The Independent notices a book about stationery. James Ward’s Adventures in Stationery: a journey through your pencil case (Profile Books), to be precise. As precise as Ward is about the appeal of stationery. Not just paper – we’re talking, or at least he is, about drawing pins, highlighter pens and staples too. He says:
“At work, my colleagues might notice that I bring in my own stationery rather than use the stationery in the office, but they probably wouldn't try to engage me in conversation about it. Online, it's completely different.” [...]
“Without wishing to overstate it,” says Ward, aware that he’s overstating it, “stationery has created civilisation. Language is how we make sense of the world, and written language gives us an aggregated sense of knowledge. That only happens because of stationery.”

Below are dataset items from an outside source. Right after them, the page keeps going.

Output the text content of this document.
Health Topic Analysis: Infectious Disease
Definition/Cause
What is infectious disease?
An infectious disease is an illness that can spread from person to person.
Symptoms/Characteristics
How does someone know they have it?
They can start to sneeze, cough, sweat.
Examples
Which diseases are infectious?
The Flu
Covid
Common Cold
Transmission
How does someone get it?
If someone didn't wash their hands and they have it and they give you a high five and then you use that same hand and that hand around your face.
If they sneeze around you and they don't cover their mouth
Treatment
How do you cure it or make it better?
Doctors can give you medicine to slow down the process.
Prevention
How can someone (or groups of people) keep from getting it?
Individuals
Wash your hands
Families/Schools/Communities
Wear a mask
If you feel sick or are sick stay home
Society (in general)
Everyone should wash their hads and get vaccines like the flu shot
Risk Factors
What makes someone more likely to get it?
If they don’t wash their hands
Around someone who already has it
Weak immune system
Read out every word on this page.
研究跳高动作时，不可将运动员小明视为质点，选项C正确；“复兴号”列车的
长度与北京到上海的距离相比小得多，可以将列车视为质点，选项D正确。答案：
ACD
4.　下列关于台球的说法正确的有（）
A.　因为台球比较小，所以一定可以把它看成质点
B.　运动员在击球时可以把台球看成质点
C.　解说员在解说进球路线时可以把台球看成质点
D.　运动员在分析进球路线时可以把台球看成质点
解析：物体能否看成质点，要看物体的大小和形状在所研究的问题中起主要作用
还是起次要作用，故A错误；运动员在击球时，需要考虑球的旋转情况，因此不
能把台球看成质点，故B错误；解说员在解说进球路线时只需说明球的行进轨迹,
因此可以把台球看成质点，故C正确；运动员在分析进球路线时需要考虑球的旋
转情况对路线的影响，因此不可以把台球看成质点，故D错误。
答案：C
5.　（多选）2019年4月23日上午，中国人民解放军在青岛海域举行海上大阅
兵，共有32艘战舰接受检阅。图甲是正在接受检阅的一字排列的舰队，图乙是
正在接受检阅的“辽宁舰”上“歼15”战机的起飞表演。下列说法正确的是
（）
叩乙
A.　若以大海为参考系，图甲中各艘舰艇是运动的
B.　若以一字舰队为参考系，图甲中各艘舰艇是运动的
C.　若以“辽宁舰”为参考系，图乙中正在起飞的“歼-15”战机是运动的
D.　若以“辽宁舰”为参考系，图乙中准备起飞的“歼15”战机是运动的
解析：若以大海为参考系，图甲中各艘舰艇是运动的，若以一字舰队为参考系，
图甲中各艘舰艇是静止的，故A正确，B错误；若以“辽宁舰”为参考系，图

I point out that this has more to do with pens than, say, desk tidies. “Well, yes, I suppose there are less essential items,” he says. “But if you’ve got pens, you need to put them somewhere, don’t you? You can’t just have them rolling around.”
Indeed. You want those pens stationary.
“There are people who are football obsessives,” he says, “who can name teams going back years and remember what minute such-and-such a goal was scored. They’re considered normal guys who like their football. And there are people who memorise endless Beatles facts, you know, who played what instrument on which album and so on, and that’s also deemed cool. But if you apply that same interest to something like stationery, you’re mocked.”
I am not mocking him: he is onto something here, and I like his blog I Like Boring Things because he is concerned about mathematical accuracy. He is sound on peas and cheese. Quote unquote:
I do not think that “an Eiffel Tower” is a helpful unit of weight for measuring cheese consumption.
Peas, cheese, pins and staples. So here are the Staple Singers live in 1972 at Wattstax with “Respect Yourself”:
Fun fact: Pops Staples and Te Ururoa Flavell have never been seen in the same room.